In: Finance
Jiminy’s Cricket Farm issued a 30-year, 6.3 percent semiannual bond eight years ago. The bond currently sells for 110 percent of its face value. The company’s tax rate is 22 percent. |
a. |
What is the pretax cost of debt? (Do not round intermediate calculations and enter your answer as a percent rounded to 2 decimal places, e.g., 32.16.) |
b. | What is the aftertax cost of debt? (Do not round intermediate calculations and enter your answer as a percent rounded to 2 decimal places, e.g., 32.16.) |
c. | Which is more relevant, the pretax or the aftertax cost of debt? |
The Approximate Yield to Maturity Formula =[Coupon + ( Face Value - Market Price) / Number of years to maturity] / [( Face Value + Market Price)/2 ] *100
= [$ 31.5+ ( $ 1,000- $ 1100) /44] /[( $ 1,000+ $ 1100)/2] *100
= 29.22727273/1050*100
=2.783549784%
Annual YTM = 2.783549784% * 2
= 5.57%
Note : Coupon = Rate * Face Value
= 6.3% * $ 1,000
= $ 63
Since this formula gives an approximate value, the financial calculators can be used alternatively.
where,
Par Value = $ 1,000
Market Price = $ 1100
Annual rate = 6.3% and
Maturity in Years = 22 Years
Hence the yield to maturity = 5.50%
a. pre tax cost of debt = 5.50%
b.

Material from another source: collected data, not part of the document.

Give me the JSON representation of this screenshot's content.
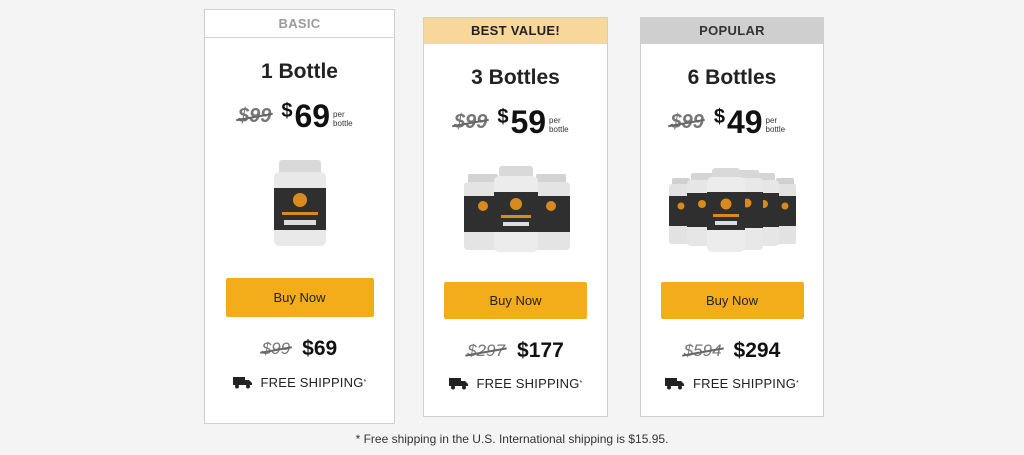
{
  "plans": [
    {
      "ribbon": "BASIC",
      "title": "1 Bottle",
      "old_price": "$99",
      "price_symbol": "$",
      "price_value": "69",
      "per_label_line1": "per",
      "per_label_line2": "bottle",
      "buy_label": "Buy Now",
      "total_old": "$99",
      "total_new": "$69",
      "shipping_label": "FREE SHIPPING",
      "shipping_mark": "*",
      "bottle_count": 1
    },
    {
      "ribbon": "BEST VALUE!",
      "title": "3 Bottles",
      "old_price": "$99",
      "price_symbol": "$",
      "price_value": "59",
      "per_label_line1": "per",
      "per_label_line2": "bottle",
      "buy_label": "Buy Now",
      "total_old": "$297",
      "total_new": "$177",
      "shipping_label": "FREE SHIPPING",
      "shipping_mark": "*",
      "bottle_count": 3
    },
    {
      "ribbon": "POPULAR",
      "title": "6 Bottles",
      "old_price": "$99",
      "price_symbol": "$",
      "price_value": "49",
      "per_label_line1": "per",
      "per_label_line2": "bottle",
      "buy_label": "Buy Now",
      "total_old": "$594",
      "total_new": "$294",
      "shipping_label": "FREE SHIPPING",
      "shipping_mark": "*",
      "bottle_count": 6
    }
  ],
  "footnote": "* Free shipping in the U.S. International shipping is $15.95.",
  "colors": {
    "button": "#f3ad1b",
    "best_ribbon": "#f8d79b",
    "popular_ribbon": "#cfcfcf",
    "bottle_body": "#e9e9e9",
    "bottle_label": "#2f2f2f",
    "bottle_emblem": "#d98a1c"
  },
  "icons": {
    "shipping": "truck-icon",
    "product": "supplement-bottle-icon"
  }
}
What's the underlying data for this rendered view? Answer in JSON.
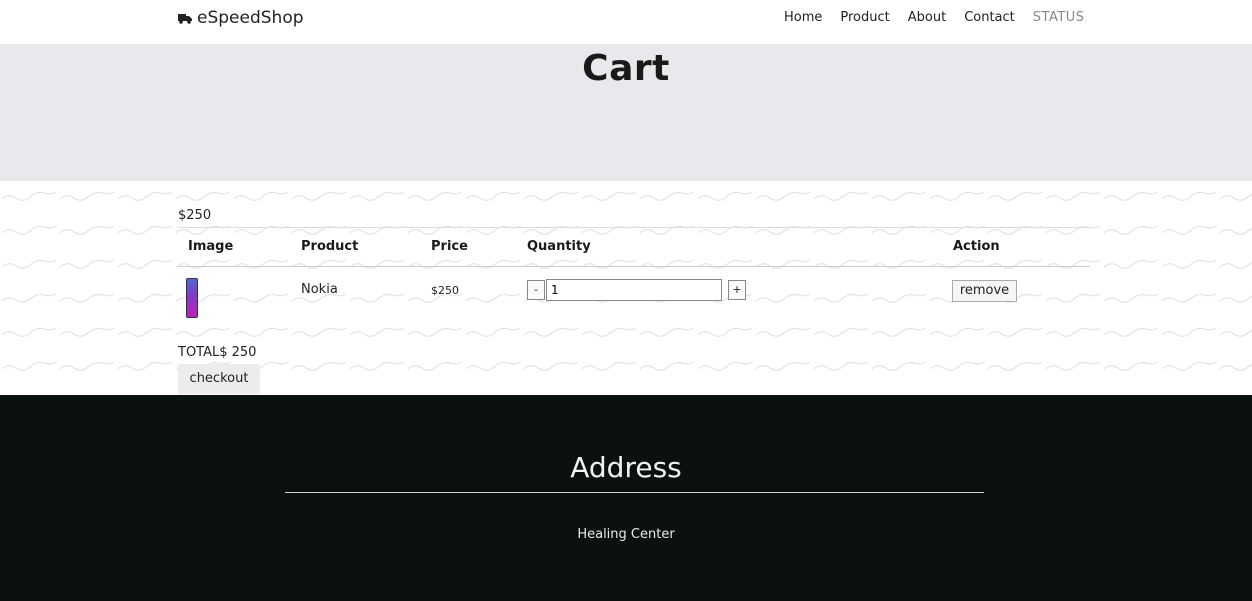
{
  "navbar": {
    "brand": "eSpeedShop",
    "links": [
      "Home",
      "Product",
      "About",
      "Contact"
    ],
    "status": "STATUS"
  },
  "hero": {
    "title": "Cart"
  },
  "cart": {
    "subtotal": "$250",
    "columns": [
      "Image",
      "Product",
      "Price",
      "Quantity",
      "Action"
    ],
    "items": [
      {
        "product": "Nokia",
        "price": "$250",
        "quantity": "1",
        "decrement": "-",
        "increment": "+",
        "action": "remove"
      }
    ],
    "total": "TOTAL$ 250",
    "checkout_label": "checkout"
  },
  "footer": {
    "heading": "Address",
    "address": "Healing Center"
  }
}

Now, the after tax cost of debt = Yield to Maturity * (1- tax Rate)
= 5.50% * ( 1-22%)
= 4.29%
b. after tax cost of debt = 4.29%
c. after tax cost of debt
Note:
The after tax cost of debt is more relevant because when a company raises money through debt, it incurs interest expense. The interest expense is tax deductible and hence the tax shield saves money for the company.This tax shield lowers the yiled of the debt issued.